When I visited in May, Poole provided a personal tour. He pulled out a mini-album of snapshots to show how bad the property had become by 2010. Water is always the biggest enemy of abandoned buildings, and rain had streaked the walls and ceilings, rotted the beams and carried the mud into every low-lying area. When I glanced from the photos to the landscape in front of me, the transformation was remarkable.

Finster’s former studio, a clapboard bungalow painted with images of George Washington, an orange panther and willowy saints, now serves as a gift shop and visitors’ center, where you can buy a ticket for the low price of $5 (even cheaper if you’re a senior, student or child). As you walk out the back door, you’re confronted by the World's Folk Art Chapel, which resembles nothing so much as a five-layer wedding cake, featuring a 12-sided white-wood balcony, a cylindrical tower and an inverted-funnel spire.

Covering one of the chapel's windows is a painting that serves as the most succinct summary of Finster’s artistic purpose: “Visions of Other Worlds,” it reads across a landscape of exploding volcanoes and swirling stars. “I took the pieces you threw away—put them together by night & day—washed by rain and dried by sun—a million pieces all in one.”

Indeed recycled materials are to be seen everywhere: rusted farm implements, teapots, broken dishes, light fixtures, empty pop bottles, plastic toys, sea shells, shattered mirrors, bicycle rims and much more, all juxtaposed with wire and cement into new arrangements—always startling and often beautiful. A workshop is still filled with such bits and pieces waiting to be assembled into new art works.

Finster dug serpentine paths for the creek that crossed his property so the water snaked between his structures large and small. It was his own, personal “Garden of Eden,” as he put it. The creek had been silted up, but it was one of the first things restored by the new foundation.

One shed is raised on stilts and covered inside and out with mirrors. When you walk into this “Mirror House,” you find your reflection fractured and multiplied many times over. A 20-foot-tall tower of hubcaps is entangled in vines. His hand-painted Cadillac is parked in another shed. Three adjacent trees that he braided into one are still standing. The Rolling Chair Ramp Gallery, designed for wheelchairs, is a long, L-shaped building lined with news reports and testimonials as well as art works by Finster and his colleagues, all annotated by Finster’s black Sharpie.

Outsider folk artists have a reputation for being isolated loners, but Paradise Garden deflates that stereotype. Even as a septuagenarian Baptist minister, Finster loved to have scruffy rock'n'rollers and camera-clicking tourists visit, and their greetings are hung in the gallery. He especially like to meet his fellow outsider artists, and such famous names as Purvis Young, Keith Haring and R.A. Miller all left art works behind in gratitude for Finster’s trail-blazing example.

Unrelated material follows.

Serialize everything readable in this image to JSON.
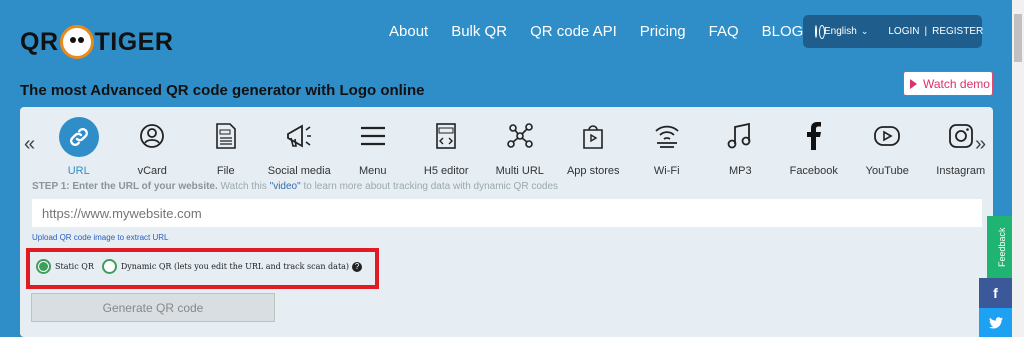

Finster’s legacy is complicated by the fact that he was more interested in getting his message out to as many people as possible than in creating the best possible art. Later in his career, he started churning out what he called “souvenir art,” multiple variations on a few simple themes to feed the demand. These were inevitably lacking in inspiration and diminished his reputation, but his best work stands up as great American art. He had a strong sense of line and color and a genius for combining text and imagery. But the greatest of his works may be Paradise Garden itself.

The Paradise Garden Foundation has accomplished much in a few years, but there is still much to do. The buildings were originally covered with paintings on plywood, and the foundation wants to restore those—not with originals that will be damaged by the elements but by weatherproof replicas. The most expensive challenge is stabilizing and weatherproofing the World's Folk Art Chapel. Paradise Garden deserved its notoriety in the ‘00s as a dilapidated ruin of its former self, but it deserves that reputation no longer.

The site is worth an out-of-the-way trip not only for art lovers but also for music fans—not just because Finster painted a few album covers but more so because he seemed to embody the unschooled, non-corporate, non-academic spirit of the earliest, strangest and best rock 'n' roll.